L’incidente si è verificato intorno alle 11.30 nella zona di Rothwald, la stazione sciistica sul versante svizzero del Sempione. La valanga, con un fronte di circa 300 metri, si è abbattuta sulla zona della baita del Mähderhütte.
Il soccorso alpino, con tre squadre dotate di cani antivalanga e due elicotteri, si è attivato immediatamente. All’arrivo a quota 2.500 metri, hanno trovato i tre che erano già stati soccorsi da un altro gruppo di sciatori. Battro e Tarovo sono deceduti durante il trasporto in elicottero all’ospedale di Visp, in Canton Vallese. I corpi senza vita dei due giovani sono stati portati all’obitorio di Briga (Svizzera).

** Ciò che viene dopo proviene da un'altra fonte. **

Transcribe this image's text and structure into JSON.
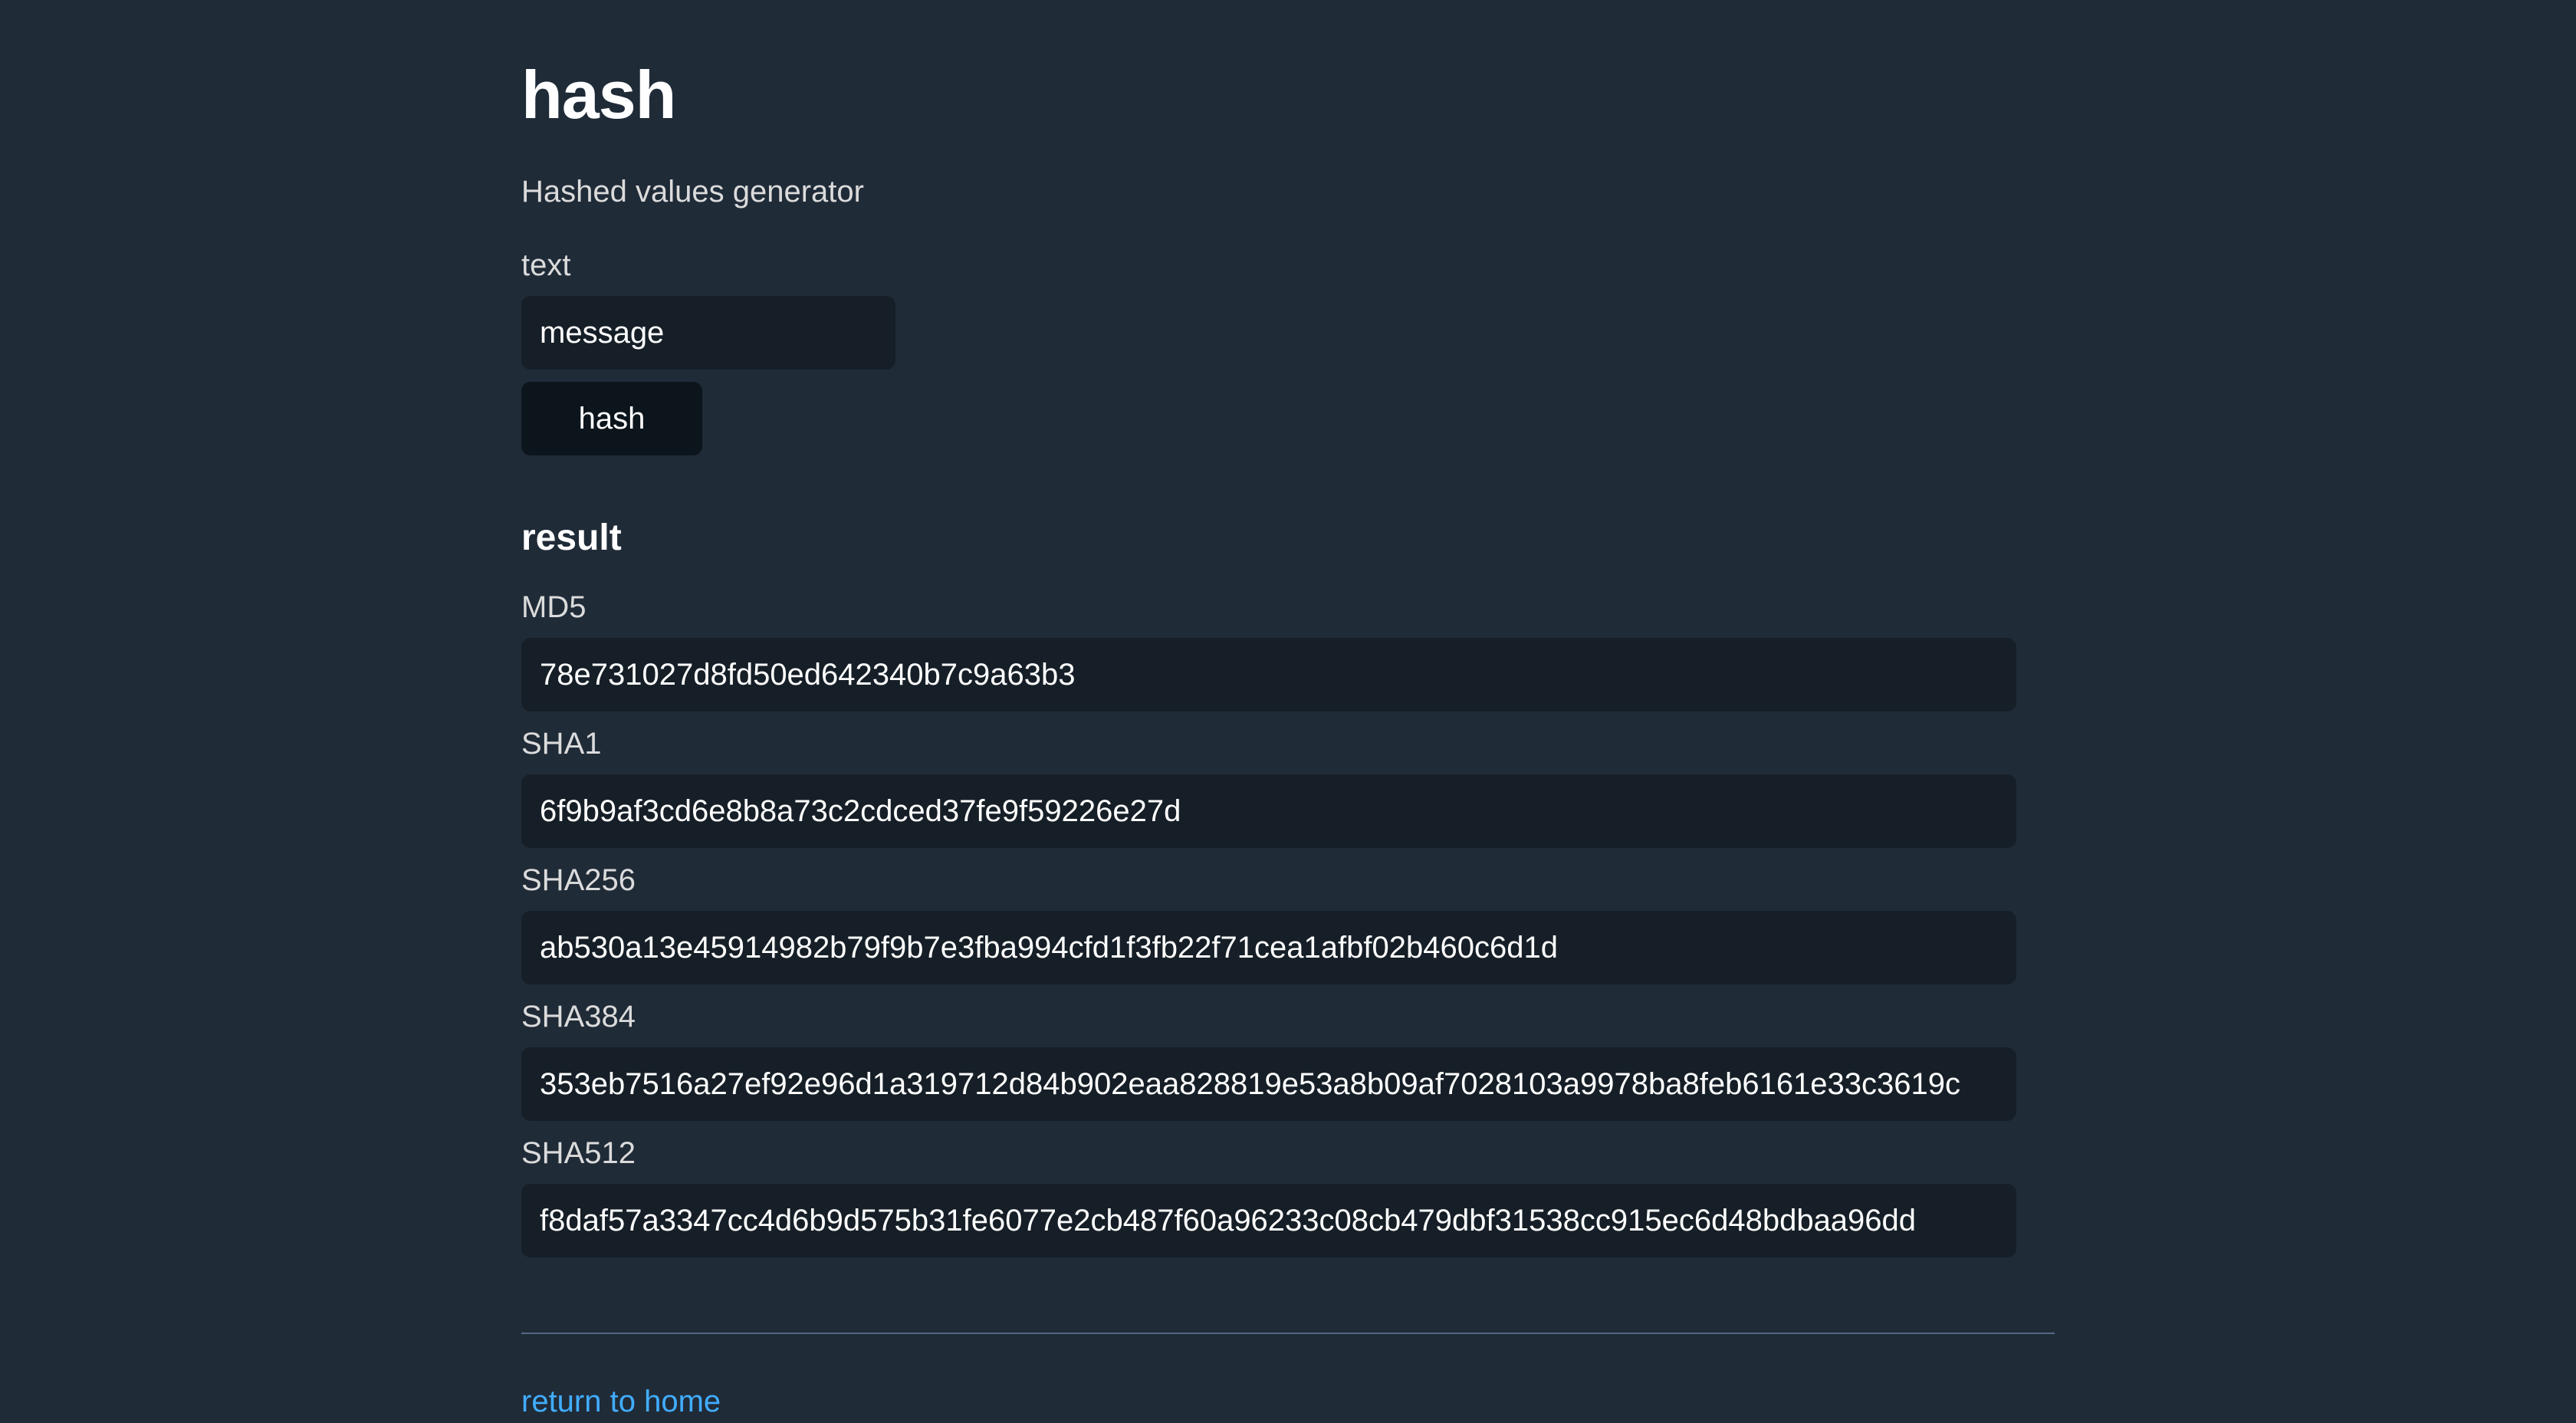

Il bollettino valanghe odierno indicava un pericolo “marcato” per la zona: il Soccorso ricorda come i rischi siano maggiori nei giorni successivi alle grandi nevicate, specialmente per i fuori pista e per lo scialpinismo.
Partiti dall’Ossola, i tre avevano preso gli impianti di Rothwald, una meta frequentata  anche dagli appassionati italiani: da lì erano saliti a 2500 metri, ma durante la discesa la valanga si è staccata con un forte boato e li ha travolti.

La notizia ha sconvolto tutta la Val d’Ossola e in particolare Montescheno, paese di 400 abitanti della valle Antrona, dove Battro e Tarovo vivevano con le loro famiglie.